Тяжелъ гнетъ клеветы жестокой и незаслуженной, до того безмысленной, что опускаются руки бороться съ нею! Униженіе борьбы съ клеветой — тяжелѣе молчаливаго страданія.
Я молчалъ, а клевета угнетала меня долгіе, долгіе годы: окутывала меня сѣтью отвратительныхъ щупальцевъ своихъ, нагромождая вымыслы, искажая факты, изобрѣтая утонченныя пытки злословія.
И душила меня въ своихъ объятіяхъ. И падалъ я подъ ея тяжестью, съ отчаяніемъ оглядываясь вокругъ... Тщетно искалъ я руки, готовой поддержать меня: я былъ одинокъ среди враговъ, слишкомъ нетерпимыхъ для того, чтобы быть сострадательными.
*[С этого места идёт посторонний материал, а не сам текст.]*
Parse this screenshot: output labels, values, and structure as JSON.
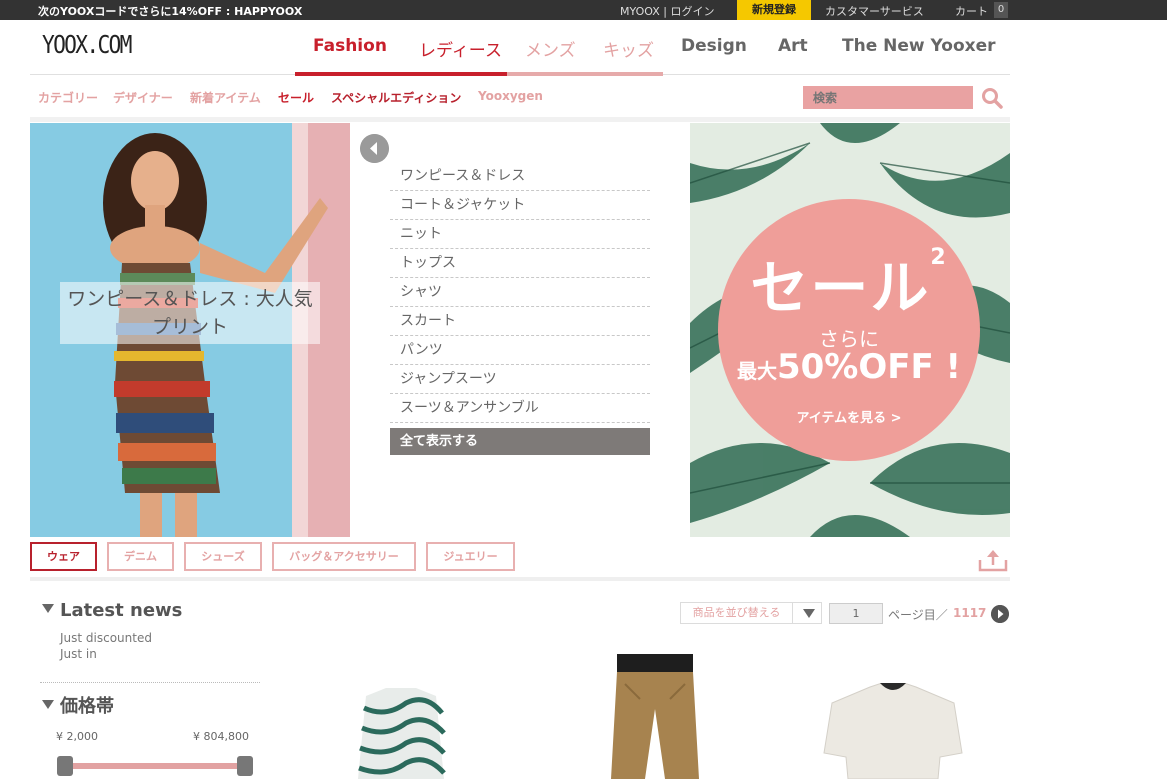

На меня, безсильнаго и всѣми покинутаго, смотрѣли холодные враждебные взоры тѣхъ, которые бьютъ лежачихъ, поносятъ безмолвныхъ, слабыхъ и безоружныхъ.
Меня топтали тѣ, чье сердце не смягчается видомъ врага, поверженнаго во прахъ... Я видѣлъ насмѣшливые взоры преслѣдователей, незнающихъ пощады.
Развѣ могутъ они щадить кого нибудь; они, для которыхъ нѣтъ истины, кромѣ ихъ истины, нѣтъ правды, кромѣ правды исповѣдуемой ими, нѣтъ любви, кромѣ любви къ себѣ? Развѣ фарисей, который гордится тѣмъ, что онъ не похожъ на другихъ, можетъ понимать скорбь мытаря, смиренно бьющаго себя въ грудь въ сознаніи грѣховъ своихъ?
И былъ я близокъ къ отчаянію, встрѣчая вмѣсто руки ближняго ядовитое жало фарисея....
Но на краю бездны, среди змѣинаго шипѣнія, я услышалъ тихій призывъ:
„Придите ко мнѣ всѣ труждающіеся и обремененные“!...
И я пошелъ на зовъ. Но духъ сомнѣнія, рожденный годами преслѣдованій, шепталъ мнѣ свои унылыя рѣчи... „Ты не нашелъ успокоенія въ дѣлахъ міра сего, даже мечты твои отравлены ядомъ, выпитымъ изъ чаши гоненій... Ни въ чемъ нѣтъ спасенія для тебя!“
Еще въ моихъ ушахъ звучали эти тусклыя, буднично-сѣрыя рѣчи, какъ глаза мои увидѣли ликъ Того, кто одинъ страждетъ за всѣхъ и несетъ на себѣ скорбь міра.
И понялъ я тогда свое малодушіе. Нѣтъ, я не одинокъ! Онъ, призывающій всѣхъ угнетенныхъ и гонимыхъ, — не оттолкнетъ и меня. Онъ Самъ страдалъ и былъ гонимъ и былъ оплеванъ .. А я, безумный, ропталъ на Бога за то, что Онъ послалъ мнѣ на долю одни страданія!.. Вѣдь, Онъ далъ мнѣ то, что есть лучшаго въ мірѣ, то, что далъ Онъ Сыну своему, посланному въ міръ. Я, ничтожный и порочный червь персти, удостоился испытать песчинку радости, которою небо награждаетъ лучшихъ сыновъ земли...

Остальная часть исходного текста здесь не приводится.